2007-10-31 15:55:00 · update #1
B's the answer.
A rock dropped from a height of 16 ft, assuming acceleration of gravity at 32 ft*sec^-2 and no air resistance, will reach the earth's surface in one second. Therefore, since the horizontal and vertical velocities are independent of each other (at least at the speeds in question), a rock thrown horizontally will fall vertically at the same rate as a dropped rock, i.e., 16 ft in one second.
We know that the thrown rock traveled horizontally 40 ft., and that it must have done so during the one second interval before it hit the ground. Presume there were no outside forces acting on the rock in the horizontal direction (an object in motion will tend to stay in motion), the horizontal velocity must have been 40 ft/sec.

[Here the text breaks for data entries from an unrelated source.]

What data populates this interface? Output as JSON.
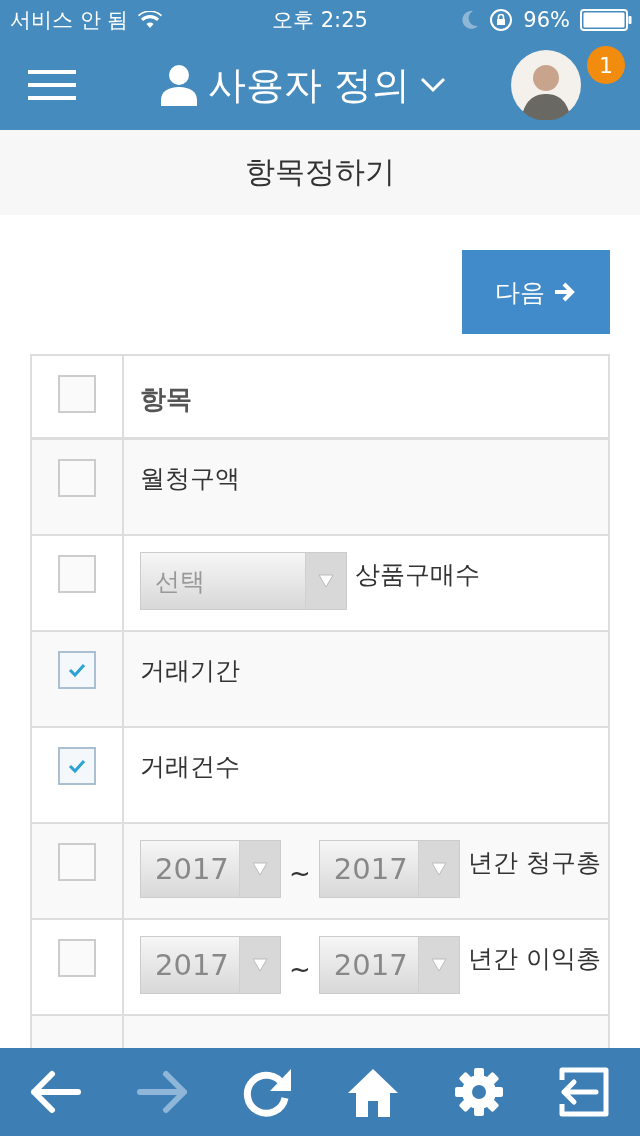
{
  "status_bar": {
    "carrier": "서비스 안 됨",
    "time": "오후 2:25",
    "battery": "96%"
  },
  "header": {
    "title": "사용자 정의",
    "badge": "1"
  },
  "subheader": {
    "title": "항목정하기"
  },
  "next_button": {
    "label": "다음"
  },
  "table": {
    "header": {
      "label": "항목",
      "checked": false
    },
    "rows": [
      {
        "kind": "plain",
        "label": "월청구액",
        "checked": false
      },
      {
        "kind": "select",
        "select": "선택",
        "label": "상품구매수",
        "checked": false
      },
      {
        "kind": "plain",
        "label": "거래기간",
        "checked": true
      },
      {
        "kind": "plain",
        "label": "거래건수",
        "checked": true
      },
      {
        "kind": "range",
        "from": "2017",
        "separator": "~",
        "to": "2017",
        "label": "년간 청구총",
        "checked": false
      },
      {
        "kind": "range",
        "from": "2017",
        "separator": "~",
        "to": "2017",
        "label": "년간 이익총",
        "checked": false
      }
    ]
  },
  "toolbar": [
    {
      "kind": "back",
      "disabled": false
    },
    {
      "kind": "forward",
      "disabled": true
    },
    {
      "kind": "refresh",
      "disabled": false
    },
    {
      "kind": "home",
      "disabled": false
    },
    {
      "kind": "settings",
      "disabled": false
    },
    {
      "kind": "logout",
      "disabled": false
    }
  ]
}
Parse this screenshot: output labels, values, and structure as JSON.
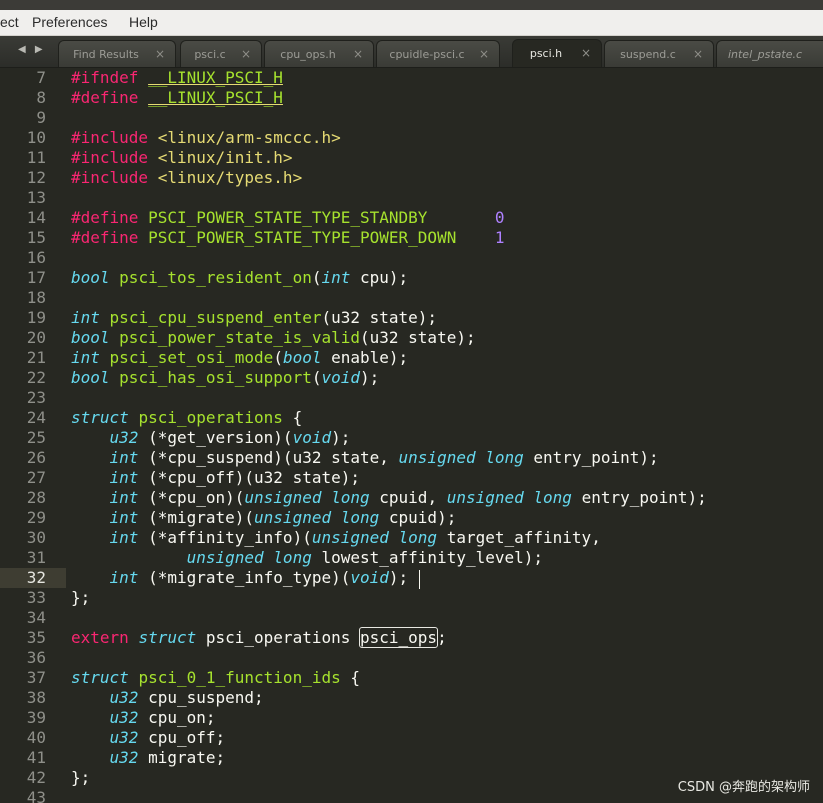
{
  "menu": {
    "items": [
      "ect",
      "Preferences",
      "Help"
    ]
  },
  "tabs": [
    {
      "label": "Find Results",
      "active": false
    },
    {
      "label": "psci.c",
      "active": false
    },
    {
      "label": "cpu_ops.h",
      "active": false
    },
    {
      "label": "cpuidle-psci.c",
      "active": false
    },
    {
      "label": "psci.h",
      "active": true
    },
    {
      "label": "suspend.c",
      "active": false
    },
    {
      "label": "intel_pstate.c",
      "active": false
    }
  ],
  "tab_close_glyph": "×",
  "tab_nav_glyph": "◀ ▶",
  "editor": {
    "current_line": 32,
    "lines": [
      {
        "n": 7,
        "tokens": [
          [
            "k",
            "#ifndef"
          ],
          [
            "p",
            " "
          ],
          [
            "u",
            "__LINUX_PSCI_H"
          ]
        ]
      },
      {
        "n": 8,
        "tokens": [
          [
            "k",
            "#define"
          ],
          [
            "p",
            " "
          ],
          [
            "u",
            "__LINUX_PSCI_H"
          ]
        ]
      },
      {
        "n": 9,
        "tokens": []
      },
      {
        "n": 10,
        "tokens": [
          [
            "k",
            "#include"
          ],
          [
            "p",
            " "
          ],
          [
            "s",
            "<linux/arm-smccc.h>"
          ]
        ]
      },
      {
        "n": 11,
        "tokens": [
          [
            "k",
            "#include"
          ],
          [
            "p",
            " "
          ],
          [
            "s",
            "<linux/init.h>"
          ]
        ]
      },
      {
        "n": 12,
        "tokens": [
          [
            "k",
            "#include"
          ],
          [
            "p",
            " "
          ],
          [
            "s",
            "<linux/types.h>"
          ]
        ]
      },
      {
        "n": 13,
        "tokens": []
      },
      {
        "n": 14,
        "tokens": [
          [
            "k",
            "#define"
          ],
          [
            "p",
            " "
          ],
          [
            "f",
            "PSCI_POWER_STATE_TYPE_STANDBY"
          ],
          [
            "p",
            "       "
          ],
          [
            "n",
            "0"
          ]
        ]
      },
      {
        "n": 15,
        "tokens": [
          [
            "k",
            "#define"
          ],
          [
            "p",
            " "
          ],
          [
            "f",
            "PSCI_POWER_STATE_TYPE_POWER_DOWN"
          ],
          [
            "p",
            "    "
          ],
          [
            "n",
            "1"
          ]
        ]
      },
      {
        "n": 16,
        "tokens": []
      },
      {
        "n": 17,
        "tokens": [
          [
            "t",
            "bool"
          ],
          [
            "p",
            " "
          ],
          [
            "f",
            "psci_tos_resident_on"
          ],
          [
            "p",
            "("
          ],
          [
            "t",
            "int"
          ],
          [
            "p",
            " cpu);"
          ]
        ]
      },
      {
        "n": 18,
        "tokens": []
      },
      {
        "n": 19,
        "tokens": [
          [
            "t",
            "int"
          ],
          [
            "p",
            " "
          ],
          [
            "f",
            "psci_cpu_suspend_enter"
          ],
          [
            "p",
            "(u32 state);"
          ]
        ]
      },
      {
        "n": 20,
        "tokens": [
          [
            "t",
            "bool"
          ],
          [
            "p",
            " "
          ],
          [
            "f",
            "psci_power_state_is_valid"
          ],
          [
            "p",
            "(u32 state);"
          ]
        ]
      },
      {
        "n": 21,
        "tokens": [
          [
            "t",
            "int"
          ],
          [
            "p",
            " "
          ],
          [
            "f",
            "psci_set_osi_mode"
          ],
          [
            "p",
            "("
          ],
          [
            "t",
            "bool"
          ],
          [
            "p",
            " enable);"
          ]
        ]
      },
      {
        "n": 22,
        "tokens": [
          [
            "t",
            "bool"
          ],
          [
            "p",
            " "
          ],
          [
            "f",
            "psci_has_osi_support"
          ],
          [
            "p",
            "("
          ],
          [
            "t",
            "void"
          ],
          [
            "p",
            ");"
          ]
        ]
      },
      {
        "n": 23,
        "tokens": []
      },
      {
        "n": 24,
        "tokens": [
          [
            "t",
            "struct"
          ],
          [
            "p",
            " "
          ],
          [
            "f",
            "psci_operations"
          ],
          [
            "p",
            " {"
          ]
        ]
      },
      {
        "n": 25,
        "tokens": [
          [
            "p",
            "    "
          ],
          [
            "t",
            "u32"
          ],
          [
            "p",
            " (*get_version)("
          ],
          [
            "t",
            "void"
          ],
          [
            "p",
            ");"
          ]
        ]
      },
      {
        "n": 26,
        "tokens": [
          [
            "p",
            "    "
          ],
          [
            "t",
            "int"
          ],
          [
            "p",
            " (*cpu_suspend)(u32 state, "
          ],
          [
            "t",
            "unsigned"
          ],
          [
            "p",
            " "
          ],
          [
            "t",
            "long"
          ],
          [
            "p",
            " entry_point);"
          ]
        ]
      },
      {
        "n": 27,
        "tokens": [
          [
            "p",
            "    "
          ],
          [
            "t",
            "int"
          ],
          [
            "p",
            " (*cpu_off)(u32 state);"
          ]
        ]
      },
      {
        "n": 28,
        "tokens": [
          [
            "p",
            "    "
          ],
          [
            "t",
            "int"
          ],
          [
            "p",
            " (*cpu_on)("
          ],
          [
            "t",
            "unsigned"
          ],
          [
            "p",
            " "
          ],
          [
            "t",
            "long"
          ],
          [
            "p",
            " cpuid, "
          ],
          [
            "t",
            "unsigned"
          ],
          [
            "p",
            " "
          ],
          [
            "t",
            "long"
          ],
          [
            "p",
            " entry_point);"
          ]
        ]
      },
      {
        "n": 29,
        "tokens": [
          [
            "p",
            "    "
          ],
          [
            "t",
            "int"
          ],
          [
            "p",
            " (*migrate)("
          ],
          [
            "t",
            "unsigned"
          ],
          [
            "p",
            " "
          ],
          [
            "t",
            "long"
          ],
          [
            "p",
            " cpuid);"
          ]
        ]
      },
      {
        "n": 30,
        "tokens": [
          [
            "p",
            "    "
          ],
          [
            "t",
            "int"
          ],
          [
            "p",
            " (*affinity_info)("
          ],
          [
            "t",
            "unsigned"
          ],
          [
            "p",
            " "
          ],
          [
            "t",
            "long"
          ],
          [
            "p",
            " target_affinity,"
          ]
        ]
      },
      {
        "n": 31,
        "tokens": [
          [
            "p",
            "            "
          ],
          [
            "t",
            "unsigned"
          ],
          [
            "p",
            " "
          ],
          [
            "t",
            "long"
          ],
          [
            "p",
            " lowest_affinity_level);"
          ]
        ]
      },
      {
        "n": 32,
        "tokens": [
          [
            "p",
            "    "
          ],
          [
            "t",
            "int"
          ],
          [
            "p",
            " (*migrate_info_type)("
          ],
          [
            "t",
            "void"
          ],
          [
            "p",
            ");"
          ]
        ]
      },
      {
        "n": 33,
        "tokens": [
          [
            "p",
            "};"
          ]
        ]
      },
      {
        "n": 34,
        "tokens": []
      },
      {
        "n": 35,
        "tokens": [
          [
            "k",
            "extern"
          ],
          [
            "p",
            " "
          ],
          [
            "t",
            "struct"
          ],
          [
            "p",
            " psci_operations "
          ],
          [
            "box",
            "psci_ops"
          ],
          [
            "p",
            ";"
          ]
        ]
      },
      {
        "n": 36,
        "tokens": []
      },
      {
        "n": 37,
        "tokens": [
          [
            "t",
            "struct"
          ],
          [
            "p",
            " "
          ],
          [
            "f",
            "psci_0_1_function_ids"
          ],
          [
            "p",
            " {"
          ]
        ]
      },
      {
        "n": 38,
        "tokens": [
          [
            "p",
            "    "
          ],
          [
            "t",
            "u32"
          ],
          [
            "p",
            " cpu_suspend;"
          ]
        ]
      },
      {
        "n": 39,
        "tokens": [
          [
            "p",
            "    "
          ],
          [
            "t",
            "u32"
          ],
          [
            "p",
            " cpu_on;"
          ]
        ]
      },
      {
        "n": 40,
        "tokens": [
          [
            "p",
            "    "
          ],
          [
            "t",
            "u32"
          ],
          [
            "p",
            " cpu_off;"
          ]
        ]
      },
      {
        "n": 41,
        "tokens": [
          [
            "p",
            "    "
          ],
          [
            "t",
            "u32"
          ],
          [
            "p",
            " migrate;"
          ]
        ]
      },
      {
        "n": 42,
        "tokens": [
          [
            "p",
            "};"
          ]
        ]
      },
      {
        "n": 43,
        "tokens": []
      }
    ]
  },
  "watermark": "CSDN @奔跑的架构师"
}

Let me restate my presumptions in solving this problem: (1) That time and all horizontal and vertical distances are all independent of each other, (2) The only external force acting on the system is gravity, acting vertically, at 32 ft*sec^-2, and (3) When the rock hits the ground, it comes to an immediate stop. ;-)
2007-10-29 18:07:27 · answer #1 · answered by Frst Grade Rocks! Ω 7 · 1⤊ 0⤋
first, we need to find time
-use the formula t = sqrt. 2dy/g
t = sqrt. 2dy/g
t = sqrt. [2(16 ft)]/32ft/s^2
t = sqrt. 1 s^2
t = 1 s
next, find the initiaL velocity
dx = vix(t)
dx/t = vix
40 ft/1 s = vix
40 ft/s = vix
Thus, the answer is B!
2007-10-29 20:56:42 · answer #2 · answered by Anonymous · 2⤊ 0⤋
e) cannot be solved b/c it doesnt give you the time it took the object to fall form its peek point to the ground.
2007-10-29 16:43:39 · answer #3 · answered by Anonymous · 0⤊ 2⤋